By Georgene Waterman
Question: I am the owner of an insurance company headquartered in Sacramento. I started the company with one employee in 1995. She is still with me today. At the beginning, we did all the jobs in the company – everything that had to be done to grow the company to the size it is today. Now I have 75 employees, $15 million in revenue and serve all of California's commercial insurance needs for small to medium-size businesses. Two years ago we started a personal-lines division, which is growing 50 percent annually. And now, what keeps me up at night:
As the company grew, my first employee took on more and more responsibilities. We hired more employees and she ran the office, paid the bills and provided the customer service while I sold the policies and serviced the customers in the field. I worked long hours, she worked long hours and the company prospered. It was not until I started to hire other management-level employees that I noticed that she did not have the abilities or even thinking processes of the new managers. As more managers have come on board it is evident that she no longer belongs at the senior-management level in the company.
I need to take some action but I am not quite sure what to do. I have lost too many nights of sleep over this one and need some help. How can I let her go? She was instrumental in helping the company grow to where it is today. I think she will see any kind of demotion as unacceptable for all her hard work and years of devotion that she has contributed to my company. I have always continued to raise her salary to show my appreciation and now she is one of the highest paid employees. She remains my most loyal employee.
Shut-Eye Reply: Your problem is a common one and has several steps to a successful resolution for all concerned. First, when we start a business we don't do much strategic planning. We really don't think about our company's mission, the guiding principles/values that we will use as a guideline to make our business decisions, or where we are going or how we should get there. We just set up shop with one or two people to help us on our way to what we hope will be success. You were lucky. On your first try you got what most business owners today hope for: a loyal, dedicated, hard-working employee. As a contemporary leader, one of your roles is choosing the right people for your company. In his latestbook, "Good to Great," Jim Collins calls this skill "choosing the right people for your bus." But choosing the right people is not the only part of that skill that you need to be able to implement. It is equally important that you choose the right job for that person. Collins calls this "the right seat on the bus."

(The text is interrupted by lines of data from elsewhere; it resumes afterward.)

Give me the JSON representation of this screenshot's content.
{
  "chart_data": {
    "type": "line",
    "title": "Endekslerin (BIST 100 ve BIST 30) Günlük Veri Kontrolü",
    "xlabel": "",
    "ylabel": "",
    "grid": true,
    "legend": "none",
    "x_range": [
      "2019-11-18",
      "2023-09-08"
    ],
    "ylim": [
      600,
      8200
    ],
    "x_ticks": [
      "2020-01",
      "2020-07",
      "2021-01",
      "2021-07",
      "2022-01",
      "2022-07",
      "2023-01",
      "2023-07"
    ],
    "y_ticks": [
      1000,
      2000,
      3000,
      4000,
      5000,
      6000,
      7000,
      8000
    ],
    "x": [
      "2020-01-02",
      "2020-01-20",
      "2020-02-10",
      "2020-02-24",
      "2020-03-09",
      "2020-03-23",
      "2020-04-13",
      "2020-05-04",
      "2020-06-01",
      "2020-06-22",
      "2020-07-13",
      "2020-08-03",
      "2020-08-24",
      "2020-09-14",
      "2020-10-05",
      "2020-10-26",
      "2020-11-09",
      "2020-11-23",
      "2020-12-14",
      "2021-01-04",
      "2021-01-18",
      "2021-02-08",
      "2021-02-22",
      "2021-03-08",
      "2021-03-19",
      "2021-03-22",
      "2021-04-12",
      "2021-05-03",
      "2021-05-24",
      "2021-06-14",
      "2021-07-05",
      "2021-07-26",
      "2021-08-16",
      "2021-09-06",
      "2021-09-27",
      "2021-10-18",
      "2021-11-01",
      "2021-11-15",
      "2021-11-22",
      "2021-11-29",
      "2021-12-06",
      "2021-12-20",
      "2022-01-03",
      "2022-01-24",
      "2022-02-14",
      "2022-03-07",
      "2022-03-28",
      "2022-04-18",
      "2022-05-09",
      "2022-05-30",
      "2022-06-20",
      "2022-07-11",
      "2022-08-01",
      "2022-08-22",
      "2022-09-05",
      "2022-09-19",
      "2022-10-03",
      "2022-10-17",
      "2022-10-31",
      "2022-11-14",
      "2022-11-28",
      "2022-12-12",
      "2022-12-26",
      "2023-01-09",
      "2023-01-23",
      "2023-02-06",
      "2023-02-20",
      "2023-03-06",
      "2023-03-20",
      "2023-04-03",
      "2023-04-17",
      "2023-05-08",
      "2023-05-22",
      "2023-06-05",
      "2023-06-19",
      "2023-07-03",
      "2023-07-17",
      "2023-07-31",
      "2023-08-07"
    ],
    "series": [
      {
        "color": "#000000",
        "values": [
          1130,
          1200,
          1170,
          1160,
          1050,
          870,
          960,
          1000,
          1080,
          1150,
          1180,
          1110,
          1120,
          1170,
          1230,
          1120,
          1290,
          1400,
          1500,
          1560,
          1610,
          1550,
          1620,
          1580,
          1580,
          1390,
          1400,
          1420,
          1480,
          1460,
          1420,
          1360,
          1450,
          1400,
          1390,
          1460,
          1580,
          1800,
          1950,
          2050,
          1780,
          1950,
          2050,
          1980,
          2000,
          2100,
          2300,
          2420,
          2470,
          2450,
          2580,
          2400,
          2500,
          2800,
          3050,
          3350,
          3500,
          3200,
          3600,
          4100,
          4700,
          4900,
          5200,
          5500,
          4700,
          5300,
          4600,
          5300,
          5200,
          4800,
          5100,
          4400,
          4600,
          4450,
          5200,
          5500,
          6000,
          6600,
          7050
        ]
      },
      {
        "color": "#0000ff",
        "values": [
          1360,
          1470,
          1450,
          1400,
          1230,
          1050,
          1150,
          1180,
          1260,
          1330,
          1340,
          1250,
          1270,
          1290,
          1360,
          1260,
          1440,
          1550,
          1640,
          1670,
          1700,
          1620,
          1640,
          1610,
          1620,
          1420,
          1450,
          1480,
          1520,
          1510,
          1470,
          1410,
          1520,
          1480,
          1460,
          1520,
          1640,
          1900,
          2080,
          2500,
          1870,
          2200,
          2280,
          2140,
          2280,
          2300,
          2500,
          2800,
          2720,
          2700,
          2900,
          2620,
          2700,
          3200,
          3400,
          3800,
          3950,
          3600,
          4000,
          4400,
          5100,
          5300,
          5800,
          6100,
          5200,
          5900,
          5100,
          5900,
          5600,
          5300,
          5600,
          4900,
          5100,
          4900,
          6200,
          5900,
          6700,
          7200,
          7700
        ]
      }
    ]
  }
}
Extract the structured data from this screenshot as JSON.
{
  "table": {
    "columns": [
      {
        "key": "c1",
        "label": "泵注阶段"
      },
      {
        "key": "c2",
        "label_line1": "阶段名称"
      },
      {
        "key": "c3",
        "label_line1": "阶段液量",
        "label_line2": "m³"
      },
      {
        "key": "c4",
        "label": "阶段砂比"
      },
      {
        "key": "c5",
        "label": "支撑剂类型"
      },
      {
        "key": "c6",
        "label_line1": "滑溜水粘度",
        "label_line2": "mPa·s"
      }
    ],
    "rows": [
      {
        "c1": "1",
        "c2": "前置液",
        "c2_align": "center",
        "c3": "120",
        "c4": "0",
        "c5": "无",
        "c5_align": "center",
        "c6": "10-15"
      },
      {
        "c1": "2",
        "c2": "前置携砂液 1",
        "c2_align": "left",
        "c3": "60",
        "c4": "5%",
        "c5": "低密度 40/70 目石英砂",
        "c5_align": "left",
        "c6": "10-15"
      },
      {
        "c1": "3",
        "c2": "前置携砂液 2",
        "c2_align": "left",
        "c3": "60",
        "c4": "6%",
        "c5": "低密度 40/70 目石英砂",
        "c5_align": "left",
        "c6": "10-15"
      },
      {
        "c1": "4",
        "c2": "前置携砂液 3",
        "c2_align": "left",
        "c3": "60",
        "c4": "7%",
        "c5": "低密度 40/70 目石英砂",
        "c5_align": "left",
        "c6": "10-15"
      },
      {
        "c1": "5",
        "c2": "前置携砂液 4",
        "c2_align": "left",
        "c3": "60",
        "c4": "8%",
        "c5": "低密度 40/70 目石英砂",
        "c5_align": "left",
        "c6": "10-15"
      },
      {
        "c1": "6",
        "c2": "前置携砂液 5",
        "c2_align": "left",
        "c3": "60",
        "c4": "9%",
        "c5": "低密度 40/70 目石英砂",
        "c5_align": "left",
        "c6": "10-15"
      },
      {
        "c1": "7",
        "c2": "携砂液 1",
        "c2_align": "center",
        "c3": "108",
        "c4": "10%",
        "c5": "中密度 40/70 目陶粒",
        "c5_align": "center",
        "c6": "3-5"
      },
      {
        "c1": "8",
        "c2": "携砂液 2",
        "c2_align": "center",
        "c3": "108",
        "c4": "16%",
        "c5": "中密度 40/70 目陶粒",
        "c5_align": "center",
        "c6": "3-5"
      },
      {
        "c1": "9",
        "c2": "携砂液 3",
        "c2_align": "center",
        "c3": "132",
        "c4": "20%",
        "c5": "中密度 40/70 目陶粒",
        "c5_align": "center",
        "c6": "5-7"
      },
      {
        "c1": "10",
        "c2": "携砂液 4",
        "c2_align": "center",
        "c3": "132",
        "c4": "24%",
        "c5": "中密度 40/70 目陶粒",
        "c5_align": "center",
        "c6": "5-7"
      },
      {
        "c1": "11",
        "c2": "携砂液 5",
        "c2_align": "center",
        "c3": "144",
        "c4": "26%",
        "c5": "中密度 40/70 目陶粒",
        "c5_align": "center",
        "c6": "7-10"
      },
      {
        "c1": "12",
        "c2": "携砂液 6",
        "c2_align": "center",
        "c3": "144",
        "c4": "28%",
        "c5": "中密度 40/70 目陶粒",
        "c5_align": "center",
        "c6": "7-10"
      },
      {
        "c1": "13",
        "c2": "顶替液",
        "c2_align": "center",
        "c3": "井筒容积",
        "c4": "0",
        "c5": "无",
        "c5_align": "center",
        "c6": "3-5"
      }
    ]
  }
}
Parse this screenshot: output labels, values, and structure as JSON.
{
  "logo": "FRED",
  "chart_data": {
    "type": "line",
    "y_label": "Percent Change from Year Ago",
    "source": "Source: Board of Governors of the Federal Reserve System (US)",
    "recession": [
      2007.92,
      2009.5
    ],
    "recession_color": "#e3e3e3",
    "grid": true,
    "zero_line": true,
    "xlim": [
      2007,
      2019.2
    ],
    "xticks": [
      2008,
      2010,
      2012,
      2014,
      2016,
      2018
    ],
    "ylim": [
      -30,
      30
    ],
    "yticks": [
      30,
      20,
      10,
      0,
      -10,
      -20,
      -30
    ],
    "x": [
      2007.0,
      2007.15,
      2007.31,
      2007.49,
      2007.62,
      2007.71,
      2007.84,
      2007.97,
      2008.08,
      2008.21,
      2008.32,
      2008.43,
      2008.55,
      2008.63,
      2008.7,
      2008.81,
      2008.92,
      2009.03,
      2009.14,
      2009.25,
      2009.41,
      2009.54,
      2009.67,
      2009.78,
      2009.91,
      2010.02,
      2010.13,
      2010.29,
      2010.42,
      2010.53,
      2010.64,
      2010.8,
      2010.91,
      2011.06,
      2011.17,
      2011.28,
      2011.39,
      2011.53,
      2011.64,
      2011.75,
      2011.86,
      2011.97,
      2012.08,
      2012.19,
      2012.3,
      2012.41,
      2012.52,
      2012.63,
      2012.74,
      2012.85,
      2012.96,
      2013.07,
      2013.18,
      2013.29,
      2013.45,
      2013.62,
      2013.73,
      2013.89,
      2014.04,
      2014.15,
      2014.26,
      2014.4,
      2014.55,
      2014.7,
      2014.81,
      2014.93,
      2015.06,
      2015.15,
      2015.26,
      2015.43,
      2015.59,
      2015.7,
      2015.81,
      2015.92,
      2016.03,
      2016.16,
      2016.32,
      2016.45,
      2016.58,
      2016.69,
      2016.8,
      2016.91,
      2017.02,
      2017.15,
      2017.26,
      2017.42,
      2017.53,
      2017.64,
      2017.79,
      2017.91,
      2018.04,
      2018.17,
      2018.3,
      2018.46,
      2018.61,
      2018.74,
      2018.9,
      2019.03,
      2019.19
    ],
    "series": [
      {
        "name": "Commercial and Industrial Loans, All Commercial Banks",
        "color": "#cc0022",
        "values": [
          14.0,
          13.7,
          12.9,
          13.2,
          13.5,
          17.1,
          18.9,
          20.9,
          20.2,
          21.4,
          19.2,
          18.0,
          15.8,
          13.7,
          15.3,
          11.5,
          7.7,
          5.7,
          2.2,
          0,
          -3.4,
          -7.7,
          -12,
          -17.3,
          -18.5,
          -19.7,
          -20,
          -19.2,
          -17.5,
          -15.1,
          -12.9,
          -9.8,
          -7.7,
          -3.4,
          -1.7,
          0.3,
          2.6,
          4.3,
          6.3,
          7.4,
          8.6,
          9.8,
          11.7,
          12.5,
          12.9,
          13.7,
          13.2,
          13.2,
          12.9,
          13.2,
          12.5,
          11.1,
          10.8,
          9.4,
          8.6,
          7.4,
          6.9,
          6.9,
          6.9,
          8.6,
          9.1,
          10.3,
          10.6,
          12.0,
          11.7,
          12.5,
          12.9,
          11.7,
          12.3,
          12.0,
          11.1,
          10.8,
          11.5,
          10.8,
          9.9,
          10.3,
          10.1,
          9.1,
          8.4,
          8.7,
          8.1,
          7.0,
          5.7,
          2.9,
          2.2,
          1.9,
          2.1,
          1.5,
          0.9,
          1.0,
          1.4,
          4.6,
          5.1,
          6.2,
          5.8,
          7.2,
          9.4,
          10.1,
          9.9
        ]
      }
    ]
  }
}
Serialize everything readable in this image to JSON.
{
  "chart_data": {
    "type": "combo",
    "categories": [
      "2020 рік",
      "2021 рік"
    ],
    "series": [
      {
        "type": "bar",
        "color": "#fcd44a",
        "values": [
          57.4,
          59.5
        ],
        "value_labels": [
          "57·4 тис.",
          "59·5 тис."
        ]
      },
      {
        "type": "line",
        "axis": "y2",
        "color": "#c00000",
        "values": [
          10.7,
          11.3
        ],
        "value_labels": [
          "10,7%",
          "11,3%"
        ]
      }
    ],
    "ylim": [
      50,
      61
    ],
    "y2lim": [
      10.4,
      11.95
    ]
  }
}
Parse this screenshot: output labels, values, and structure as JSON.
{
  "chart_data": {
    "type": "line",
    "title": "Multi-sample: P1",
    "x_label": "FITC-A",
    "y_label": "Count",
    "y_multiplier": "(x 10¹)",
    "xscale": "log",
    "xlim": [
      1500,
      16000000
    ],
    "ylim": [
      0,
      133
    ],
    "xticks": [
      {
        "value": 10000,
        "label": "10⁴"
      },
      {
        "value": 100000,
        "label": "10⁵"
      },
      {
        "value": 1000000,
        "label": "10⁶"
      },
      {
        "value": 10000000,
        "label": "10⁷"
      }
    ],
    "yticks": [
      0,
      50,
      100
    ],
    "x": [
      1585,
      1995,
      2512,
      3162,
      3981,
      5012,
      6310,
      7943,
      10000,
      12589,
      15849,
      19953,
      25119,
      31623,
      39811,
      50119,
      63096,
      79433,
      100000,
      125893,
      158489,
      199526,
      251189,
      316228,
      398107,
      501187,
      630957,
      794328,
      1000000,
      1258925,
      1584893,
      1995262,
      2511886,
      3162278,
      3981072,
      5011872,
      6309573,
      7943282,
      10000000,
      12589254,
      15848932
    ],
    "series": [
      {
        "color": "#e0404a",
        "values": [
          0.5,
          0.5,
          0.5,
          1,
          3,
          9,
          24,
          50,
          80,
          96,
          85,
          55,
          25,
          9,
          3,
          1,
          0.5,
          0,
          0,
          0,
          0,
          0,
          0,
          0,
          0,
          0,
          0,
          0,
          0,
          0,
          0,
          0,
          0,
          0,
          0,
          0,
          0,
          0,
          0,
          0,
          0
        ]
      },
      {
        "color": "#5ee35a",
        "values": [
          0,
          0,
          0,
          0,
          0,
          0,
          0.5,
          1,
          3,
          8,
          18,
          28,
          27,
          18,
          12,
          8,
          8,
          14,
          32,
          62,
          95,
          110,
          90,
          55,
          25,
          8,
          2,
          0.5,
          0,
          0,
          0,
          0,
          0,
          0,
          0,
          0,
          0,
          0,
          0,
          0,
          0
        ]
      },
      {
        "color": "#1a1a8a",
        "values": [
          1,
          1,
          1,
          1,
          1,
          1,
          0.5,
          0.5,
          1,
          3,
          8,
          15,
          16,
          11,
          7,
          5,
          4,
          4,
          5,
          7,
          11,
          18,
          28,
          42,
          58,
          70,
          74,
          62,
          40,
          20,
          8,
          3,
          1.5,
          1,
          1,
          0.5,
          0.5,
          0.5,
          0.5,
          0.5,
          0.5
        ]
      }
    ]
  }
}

Whose fault is it if you have the wrong person in the wrong seat on your bus? Yours. What you need to do is get her in the right seat. Each employee comes to your business with talents, knowledge and skills. Talent is innate; you cannot teach anyone talent. Yet it is this very talent that is most important when we make sure we have placed the employee in the right job. The Gallup Organization, a global management consulting firm, summarized more than 30 years of surveys in quests of finding out why some managers were so much better than others. In its book, "Now Discover Your Strengths," Gallup developed a tool to help assess the innate talents of employees. The study proved that an employee who has the innate talents and has been given knowledge and developed skills for a particular job can produce 1.8 times the work of an employee who does not have the innate talent.